Dentures

A denture is a removable replacement for missing teeth, surrounding soft tissues and bone.  There are two types of dentures that are used- complete and partial dentures.  When all the teeth are missing a complete denture is used, while partial dentures are used when only some teeth are missing.

Complete dentures can be either “conventional” or “immediate.”  A conventional denture is made when all the teeth are missing and the patient has been allowed to heal for 8-12 weeks after the teeth have been removed.  Immediate dentures are made prior to the extraction of all the remaining teeth and can be inserted as soon as all the teeth have been removed.  As a result, the wearer does not have to be without teeth during the healing period.  However, as gums and bone shrink over time, especially during the healing time following tooth removal, immediate dentures require more adjustments to fit properly and generally should only be considered a temporary solution until a conventional denture can be made.

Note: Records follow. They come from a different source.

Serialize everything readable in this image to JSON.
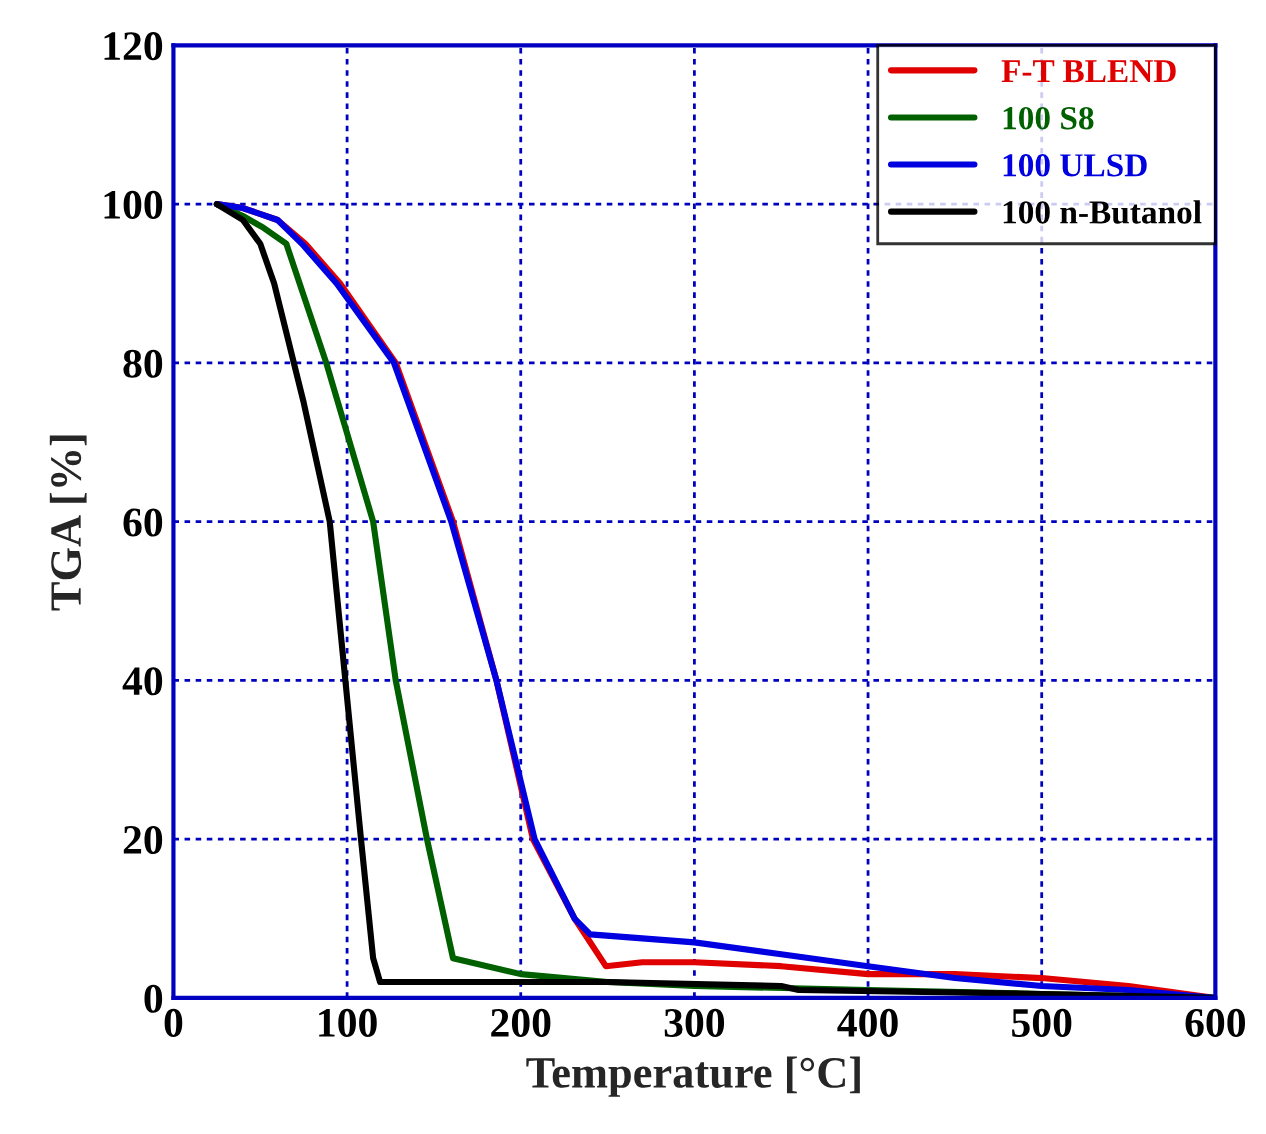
{
  "chart_data": {
    "type": "line",
    "xlabel": "Temperature [°C]",
    "ylabel": "TGA [%]",
    "xlim": [
      0,
      600
    ],
    "xticks": [
      0,
      100,
      200,
      300,
      400,
      500,
      600
    ],
    "ylim": [
      0,
      120
    ],
    "yticks": [
      0,
      20,
      40,
      60,
      80,
      100,
      120
    ],
    "grid": true,
    "legend": "top right",
    "line_style": "solid",
    "marker": "none",
    "series": [
      {
        "name": "F-T BLEND",
        "color": "#e00000",
        "x": [
          25,
          40,
          60,
          76,
          96,
          128,
          161,
          186,
          207,
          231,
          249,
          270,
          300,
          350,
          400,
          450,
          500,
          550,
          600
        ],
        "values": [
          100,
          99.5,
          98,
          95,
          90,
          80,
          60,
          40,
          20,
          10,
          4,
          4.5,
          4.5,
          4,
          3,
          3,
          2.5,
          1.5,
          0
        ]
      },
      {
        "name": "100 S8",
        "color": "#006000",
        "x": [
          25,
          40,
          52,
          65,
          88,
          115,
          128,
          146,
          161,
          200,
          250,
          300,
          400,
          500,
          600
        ],
        "values": [
          100,
          98.5,
          97,
          95,
          80,
          60,
          40,
          20,
          5,
          3,
          2,
          1.5,
          1,
          0.5,
          0
        ]
      },
      {
        "name": "100 ULSD",
        "color": "#0000e0",
        "x": [
          25,
          40,
          60,
          74,
          94,
          127,
          160,
          186,
          208,
          231,
          240,
          270,
          300,
          350,
          400,
          450,
          500,
          550,
          600
        ],
        "values": [
          100,
          99.5,
          98,
          95,
          90,
          80,
          60,
          40,
          20,
          10,
          8,
          7.5,
          7,
          5.5,
          4,
          2.5,
          1.5,
          1,
          0
        ]
      },
      {
        "name": "100 n-Butanol",
        "color": "#000000",
        "x": [
          25,
          40,
          50,
          58,
          75,
          90,
          99,
          108,
          115,
          119,
          150,
          250,
          350,
          360,
          500,
          600
        ],
        "values": [
          100,
          98,
          95,
          90,
          75,
          60,
          40,
          20,
          5,
          2,
          2,
          2,
          1.5,
          1,
          0.5,
          0
        ]
      }
    ]
  }
}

A removable partial denture or bridge consists of replacement teeth attached to a pink or gum colored plastic base, which is connected by a metal framework that holds the denture in place in the mouth.  Partial dentures are used when one or more natural teeth remain in the upper or lower jaw.  Not only does a partial denture fill in the spaces created by missing teeth, it prevents other teeth from changing position.  A precision partial denture is removable and has internal attachments rather than clasps that attach to the adjacent crowns.  This creates a more natural looking appliance.